– Ничего подобного, – холодно проговорил Джошуа.
Несколько мгновений я смотрела на него, не веря собственным ушам. Неужели этого человека я когда-то любила или воображала, что люблю?
– Пожалуйста, Джошуа, не делай это – попросила я. – Пожалуйста! Я не переживу, если потеряю еще одного ребенка.
– Перестань ныть! – отрезал он. – Думаешь, мне очень хочется, чтобы люди шушукались за моей спиной о тебе и о твоем краснокожем? Думаешь, мне очень хочется, чтобы все узнали, как ты спала с ним вплоть до нашей свадьбы?
– Джош, пожалуйста, оставь мне ребенка. Я всю жизнь буду на тебя молиться.
Джош буравил меня взглядом.
– Замолчи, Анна, или я заберу у тебя ублюдка и утоплю его.
Он не пугал меня, и мы оба это знали. Еще я понимала, что никакие мои слова не изменят его решение.
Изо всех сил удерживая слезы, я спросила:
– Когда приедет Гопкинс?
– Завтра рано утром, – ответил Джош, уже направившись к двери. – И не беспокойся. Я все сделаю, чтобы у тебя были еще дети. С правильным цветом кожи.
Я долго лежала, уставившись в потолок, после того как Джош захлопнул за собой дверь, вновь и вновь вспоминая его обещание сделать мне ребенка с «правильным цветом кожи», и, холодея от одной этой мысли, думала о своем сыне, который вырастет среди чужих людей в резервации апачей. Кровь стыла у меня в жилах, стоило мне только представить, как я расстаюсь с моим малышом.

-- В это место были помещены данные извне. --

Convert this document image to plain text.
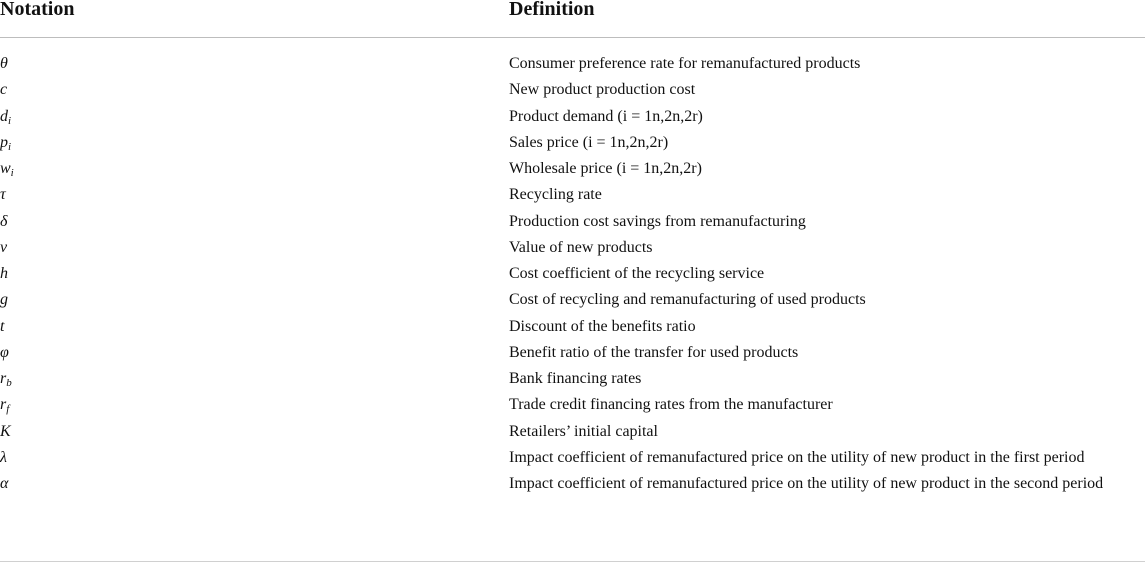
Notation	Definition
θ	Consumer preference rate for remanufactured products
c	New product production cost
$d_i$	Product demand (i = 1n,2n,2r)
$p_i$	Sales price (i = 1n,2n,2r)
$w_i$	Wholesale price (i = 1n,2n,2r)
τ	Recycling rate
δ	Production cost savings from remanufacturing
v	Value of new products
h	Cost coefficient of the recycling service
g	Cost of recycling and remanufacturing of used products
t	Discount of the benefits ratio
φ	Benefit ratio of the transfer for used products
$r_b$	Bank financing rates
$r_f$	Trade credit financing rates from the manufacturer
K	Retailers’ initial capital
λ	Impact coefficient of remanufactured price on the utility of new product in the first period
α	Impact coefficient of remanufactured price on the utility of new product in the second period
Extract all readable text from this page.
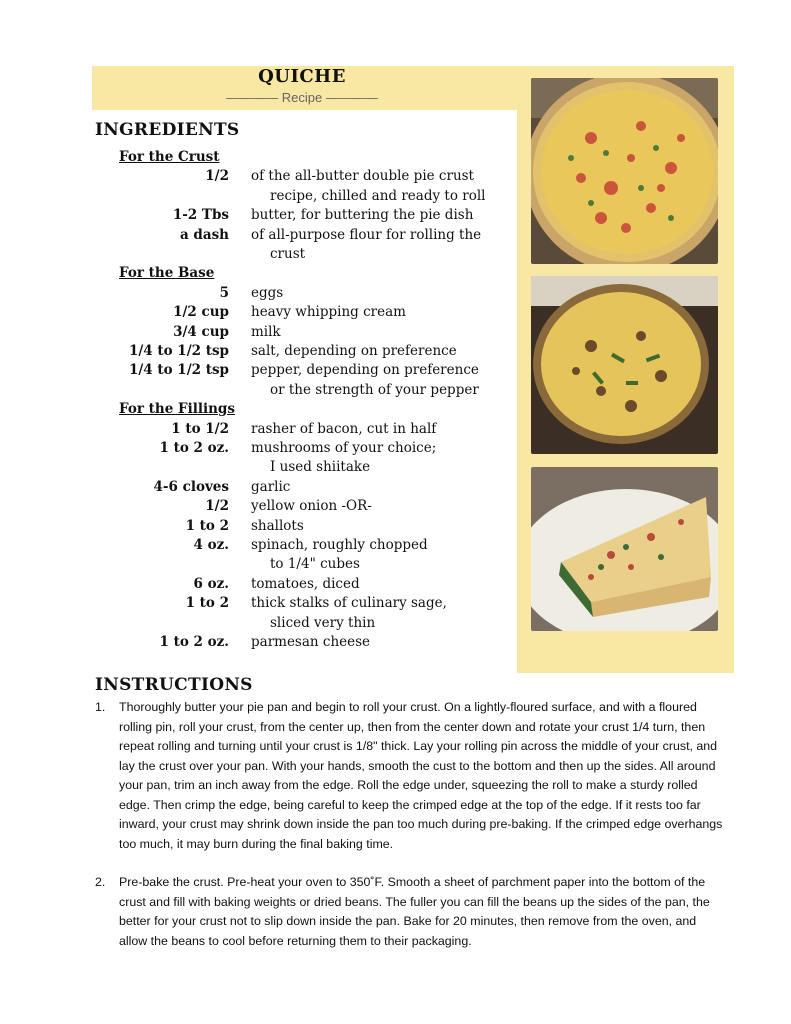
QUICHE
———— Recipe ————
INGREDIENTS
For the Crust
1/2 of the all-butter double pie crust
recipe, chilled and ready to roll
1-2 Tbs butter, for buttering the pie dish
a dash of all-purpose flour for rolling the
crust
For the Base
5 eggs
1/2 cup heavy whipping cream
3/4 cup milk
1/4 to 1/2 tsp salt, depending on preference
1/4 to 1/2 tsp pepper, depending on preference
or the strength of your pepper
For the Fillings
1 to 1/2 rasher of bacon, cut in half
1 to 2 oz. mushrooms of your choice;
I used shiitake
4-6 cloves garlic
1/2 yellow onion -OR-
1 to 2 shallots
4 oz. spinach, roughly chopped
to 1/4" cubes
6 oz. tomatoes, diced
1 to 2 thick stalks of culinary sage,
sliced very thin
1 to 2 oz. parmesan cheese
INSTRUCTIONS
1.	Thoroughly butter your pie pan and begin to roll your crust. On a lightly-floured surface, and with a floured rolling pin, roll your crust, from the center up, then from the center down and rotate your crust 1/4 turn, then repeat rolling and turning until your crust is 1/8" thick. Lay your rolling pin across the middle of your crust, and lay the crust over your pan. With your hands, smooth the cust to the bottom and then up the sides. All around your pan, trim an inch away from the edge. Roll the edge under, squeezing the roll to make a sturdy rolled edge. Then crimp the edge, being careful to keep the crimped edge at the top of the edge. If it rests too far inward, your crust may shrink down inside the pan too much during pre-baking. If the crimped edge overhangs too much, it may burn during the final baking time.
2.	Pre-bake the crust. Pre-heat your oven to 350˚F. Smooth a sheet of parchment paper into the bottom of the crust and fill with baking weights or dried beans. The fuller you can fill the beans up the sides of the pan, the better for your crust not to slip down inside the pan. Bake for 20 minutes, then remove from the oven, and allow the beans to cool before returning them to their packaging.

Ребенок пошевелился у меня в руках. Мой ребенок. Мой и Тени. Я не могла позволить ему расти в резервации. Сын Тени должен жить там, где люди свободны и где воины живут и умирают, как жили и умирали их деды и отцы. Мне хотелось, чтобы сын Тени познал радость от первого добытого собственными руками бизона. Мне хотелось, чтобы он увидел прерию в цвету, когда весь мир кажется обновленным и юным. Мне хотелось, чтобы он услышал тишину летней ночи в горах.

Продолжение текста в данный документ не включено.